Interface/Options : 80
The interface of Test Drive 6 is nothing special. While functional, it is not what I would call user-friendly.

Test Drive 6 is the latest racing game to offer "upgrades," letting you improve your car as a reward for success. Simply put, wining races will allow you to improve your car in specific areas, such as braking, acceleration or top speed. While adding depth to the game, Test Drive 6 will never be confused with Gran Turismo. GT gives you an incredible number of options to tinker with, while Test Drive 6 gives you more limited choices. Still, it is a welcome addition to the TD series and adds a bit to the longevity of the game.

There are a variety of racing modes, from single races to a tournament mode, which allows wagering with the other racers. Winning such wagers allows you to stockpile money and upgrade your car even further, or to even purchase a new car. In addition, there are "challenges," which give you a good test of your driving skills. Finally, there is a Cop Chase mode, where you try to overtake a number of speeding racers in an effort to pull them over.

Two-player mode offers a Pink Slips mode, where you can race a buddy for the rights to your cars. The winner gets the loser's car, so the stakes are high indeed. Cop chase is also available in two-player mode.

Other options can be toggled on or off, such as traffic, checkpoints and an overhead map indicator.

Gameplay : 60
One word sums up Test Drive 6's game play: arcade. This is strictly an arcade racer, despite any attempts at realism via the upgrade system or the inclusion of licensed vehicles. The cars do not handle realistically at all, and in no way does Test Drive 6 resemble real life driving. Power sliding through turns is a must. As mentioned earlier, the cars seem to float over the road rather than grip it, which is very disconcerting and takes away from the feeling that you are simulating driving.

Everything in the game is over the top. Speeding over hills and jumps will get your car so airborne that you will literally be nearly a hundred feet in the air. With no damage model, landing such jumps does no harm to your car.

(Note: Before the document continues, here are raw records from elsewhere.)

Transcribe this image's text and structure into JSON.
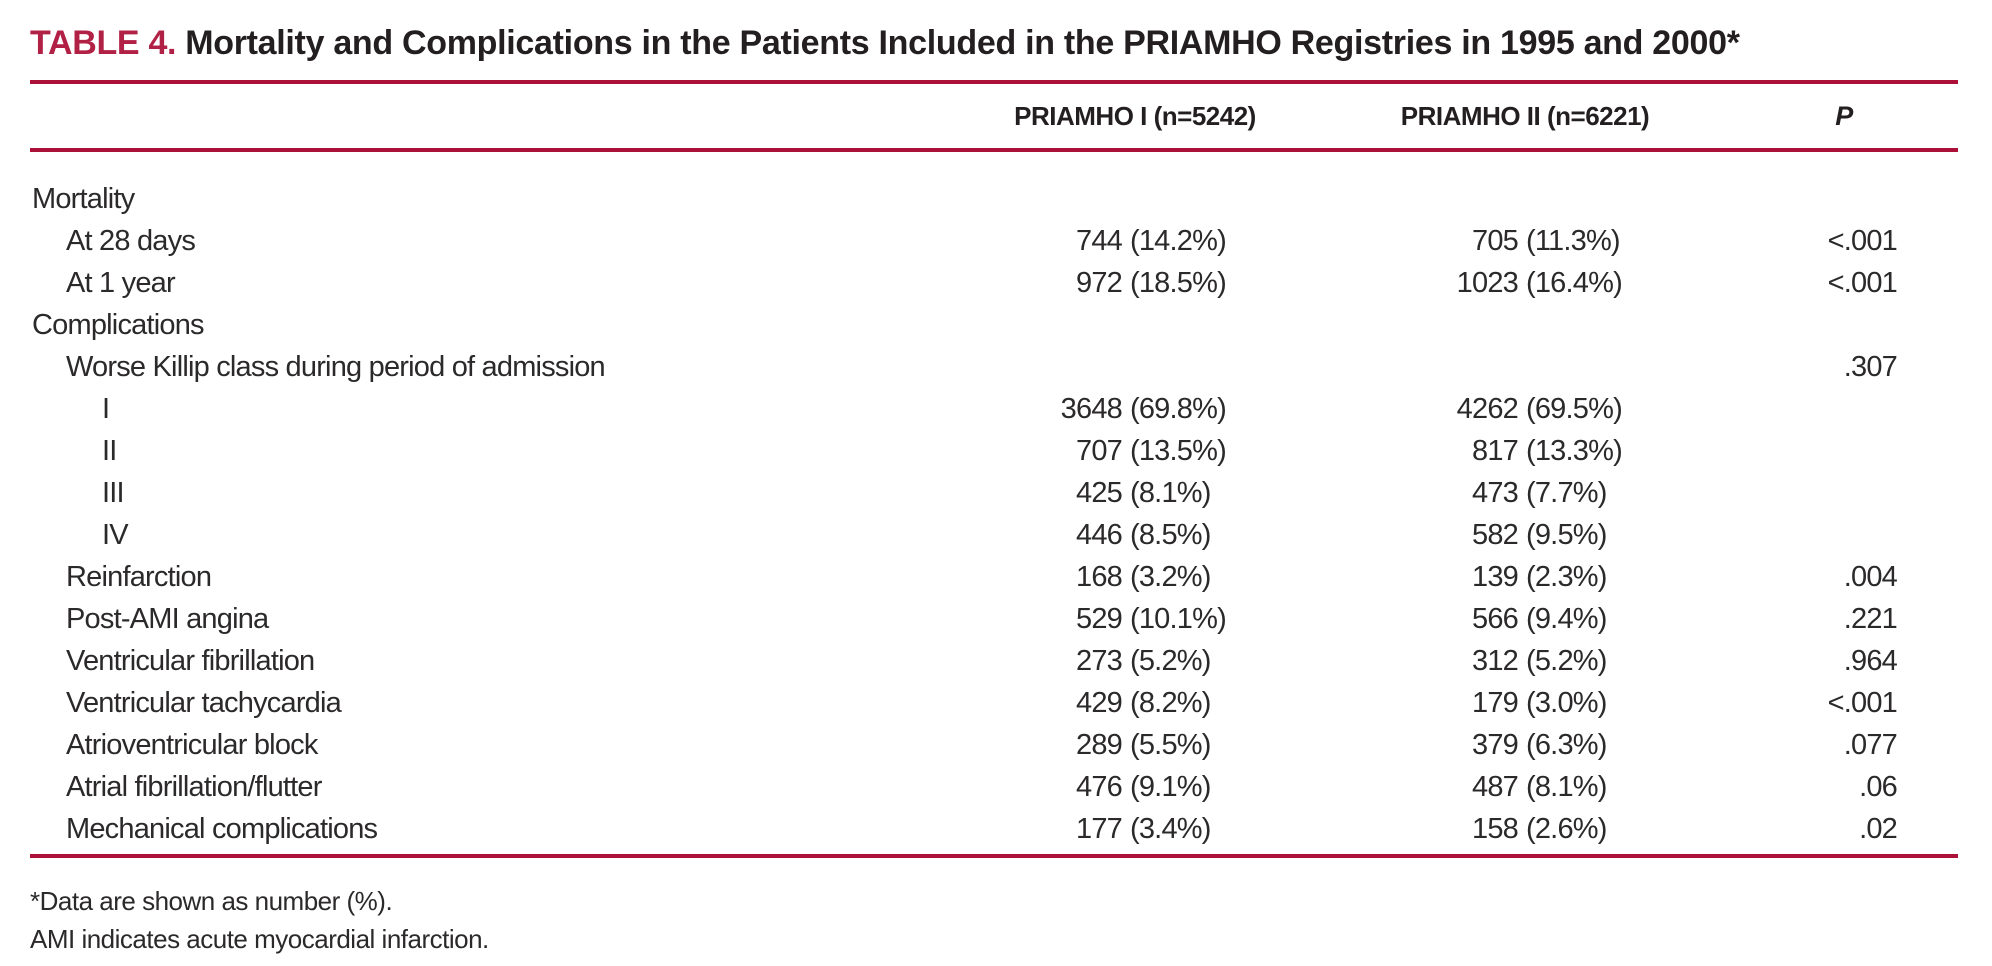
{
  "title": {
    "tag": "TABLE 4.",
    "text": "Mortality and Complications in the Patients Included in the PRIAMHO Registries in 1995 and 2000*"
  },
  "header": {
    "col1": "PRIAMHO I (n=5242)",
    "col2": "PRIAMHO II (n=6221)",
    "col3": "P"
  },
  "rows": [
    {
      "label": "Mortality"
    },
    {
      "label": "At 28 days",
      "n1": "744",
      "pct1": "(14.2%)",
      "n2": "705",
      "pct2": "(11.3%)",
      "p": "<.001"
    },
    {
      "label": "At 1 year",
      "n1": "972",
      "pct1": "(18.5%)",
      "n2": "1023",
      "pct2": "(16.4%)",
      "p": "<.001"
    },
    {
      "label": "Complications"
    },
    {
      "label": "Worse Killip class during period of admission",
      "p": ".307"
    },
    {
      "label": "I",
      "n1": "3648",
      "pct1": "(69.8%)",
      "n2": "4262",
      "pct2": "(69.5%)"
    },
    {
      "label": "II",
      "n1": "707",
      "pct1": "(13.5%)",
      "n2": "817",
      "pct2": "(13.3%)"
    },
    {
      "label": "III",
      "n1": "425",
      "pct1": "(8.1%)",
      "n2": "473",
      "pct2": "(7.7%)"
    },
    {
      "label": "IV",
      "n1": "446",
      "pct1": "(8.5%)",
      "n2": "582",
      "pct2": "(9.5%)"
    },
    {
      "label": "Reinfarction",
      "n1": "168",
      "pct1": "(3.2%)",
      "n2": "139",
      "pct2": "(2.3%)",
      "p": ".004"
    },
    {
      "label": "Post-AMI angina",
      "n1": "529",
      "pct1": "(10.1%)",
      "n2": "566",
      "pct2": "(9.4%)",
      "p": ".221"
    },
    {
      "label": "Ventricular fibrillation",
      "n1": "273",
      "pct1": "(5.2%)",
      "n2": "312",
      "pct2": "(5.2%)",
      "p": ".964"
    },
    {
      "label": "Ventricular tachycardia",
      "n1": "429",
      "pct1": "(8.2%)",
      "n2": "179",
      "pct2": "(3.0%)",
      "p": "<.001"
    },
    {
      "label": "Atrioventricular block",
      "n1": "289",
      "pct1": "(5.5%)",
      "n2": "379",
      "pct2": "(6.3%)",
      "p": ".077"
    },
    {
      "label": "Atrial fibrillation/flutter",
      "n1": "476",
      "pct1": "(9.1%)",
      "n2": "487",
      "pct2": "(8.1%)",
      "p": ".06"
    },
    {
      "label": "Mechanical complications",
      "n1": "177",
      "pct1": "(3.4%)",
      "n2": "158",
      "pct2": "(2.6%)",
      "p": ".02"
    }
  ],
  "footnotes": [
    "*Data are shown as number (%).",
    "AMI indicates acute myocardial infarction."
  ],
  "colors": {
    "accent": "#ab1038",
    "title_accent": "#b12045",
    "text": "#2b292a"
  }
}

Collisions are similarly ridiculous; running into a car in traffic will send the computer controlled car hundreds of feet into the air, but does no damage to your own car, other than momentarily slowing it down. The effect is ludicrous. Running off the road, whether into buildings or guardrails, slows you down a bit, but not nearly enough. In fact, scraping against buildings while taking corners can be an effective way to keep your speed up while maneuvering through the more difficult parts of the course.

Needless to say, Test Drive 6 is strictly an arcade racer. That in itself is not a bad thing. But is Test Drive 6 fun? Not in my book. Test Drive 6 tries to have things both ways, by allowing you to upgrade your cars and offering over 40 licensed vehicles, while having such real vehicles handle in a ridiculously unrealistic fashion. And until the Test Drive series can do away with the feeling that your cars are hovering over the road, I will be unhappy with the driving model of these games.

Replay Value : 70
Naturally, with such disappointing game play, I find very little reason to return to the game. But Test Drive 6 does offer some variety in its game play, via the different game play modes mentioned earlier. In addition, the different cars do handle differently, if not realistically. Taking to the road in an old Dodge Charger is a different experience than flying down the road in a Jaguar. That's not to say it is particularly satisfying, but if you decide to put time into the Test Drive 6, you will be able to get some replay value out of the game by trying to master the handling of each car. With such shoddy game play, that is not my idea of fun, but someone out there may enjoy it.

Overall : 63
I have played a slew of Dreamcast games, and Test Drive 6 is by far the most disappointing, given its pedigree. While the Test Drive series has never been the king of the racing hill, it has been a solid and enjoyable series, despite some problems in the handling of the cars. Test Drive 6 effectively ends such enjoyment. This is a major step backwards for the Test Drive series. It will be very interesting to see where the series goes from here.